I don't know if it was tickled by me, Xi Zhuo smiled like a child, hugged me and rolled on the bed repeatedly, finally he stopped, lowered his head and asked: "Is it in a good mood? Don't you feel awkward anymore?"

I rolled my eyes: "Who said that, I plan to hug you before getting up and going out."

"So greedy," he tightened his arms, "It's too late, I refuse to let you go."

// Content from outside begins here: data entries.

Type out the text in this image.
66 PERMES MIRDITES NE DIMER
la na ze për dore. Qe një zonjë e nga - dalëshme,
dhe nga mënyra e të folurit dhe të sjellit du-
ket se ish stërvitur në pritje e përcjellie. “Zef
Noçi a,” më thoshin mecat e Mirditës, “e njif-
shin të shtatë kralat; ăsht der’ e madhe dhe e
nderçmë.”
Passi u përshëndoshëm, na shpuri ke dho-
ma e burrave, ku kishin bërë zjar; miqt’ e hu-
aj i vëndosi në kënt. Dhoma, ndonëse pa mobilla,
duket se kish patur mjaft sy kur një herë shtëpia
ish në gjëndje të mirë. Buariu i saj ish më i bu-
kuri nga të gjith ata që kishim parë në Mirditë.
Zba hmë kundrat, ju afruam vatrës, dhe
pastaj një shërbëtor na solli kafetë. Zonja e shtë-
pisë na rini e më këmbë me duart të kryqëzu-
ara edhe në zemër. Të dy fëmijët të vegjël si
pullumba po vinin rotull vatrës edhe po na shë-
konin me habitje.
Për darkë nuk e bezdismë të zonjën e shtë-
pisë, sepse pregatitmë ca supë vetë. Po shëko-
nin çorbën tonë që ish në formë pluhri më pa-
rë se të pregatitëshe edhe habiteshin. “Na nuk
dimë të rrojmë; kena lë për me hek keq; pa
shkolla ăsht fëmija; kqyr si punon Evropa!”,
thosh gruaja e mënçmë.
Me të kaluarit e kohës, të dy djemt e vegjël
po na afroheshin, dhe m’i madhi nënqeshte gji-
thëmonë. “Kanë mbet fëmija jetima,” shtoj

I hit his chin when I wrestled out of his arms, and both of us gasped in pain.He stretched out his arms and caught me again. The tone of the elder brother: "Come, tell me about your dream."

I was willing to bow down to such a leaping thinking, and obediently rolled back and waved away my hippie smile like an on-site interview.

Xi Zhuo and I were talking like two long-time friends lying on the bed, one was in pajamas and disheveled, the other was wearing underwear and shoes.I said something to him, all kinds of laughter mixed in the words.

The topic is serious for a while and not serious for a while, and I don't know when they fell asleep cuddling each other.

But I know when we wake up.

When Bai Yang came in the morning.

Hearing a sound at the door, I got up reflexively to get out of bed and hide in the tall wardrobe.Xi Zhuo quickly pulled me back and stuffed me into the quilt, tidied up quickly and took me out the door.

The suite is big and full of rooms. I was terrified as I was lying under the quilt like a mummy, thinking that if it was not safe here, I would go to the balcony.

With the heavy quilt and the double blocking of the bedroom door, he had no idea what was going on in the living room, so nervous that he thought it was Bai Yang who lifted the quilt, closed his eyes and shrunk his shoulders.

There is a soft touch on the forehead, and Xi Zhuo's smiling face opens his eyes.

"Didn't get enough sleep? Woke up."

"Brother Bai Yang is gone?"

"Well, let me send you off, I'll be back later..."

I didn't hear him finish, I got out of bed and ran, almost biting my tongue: "Brother Zhuo, I'm leaving first."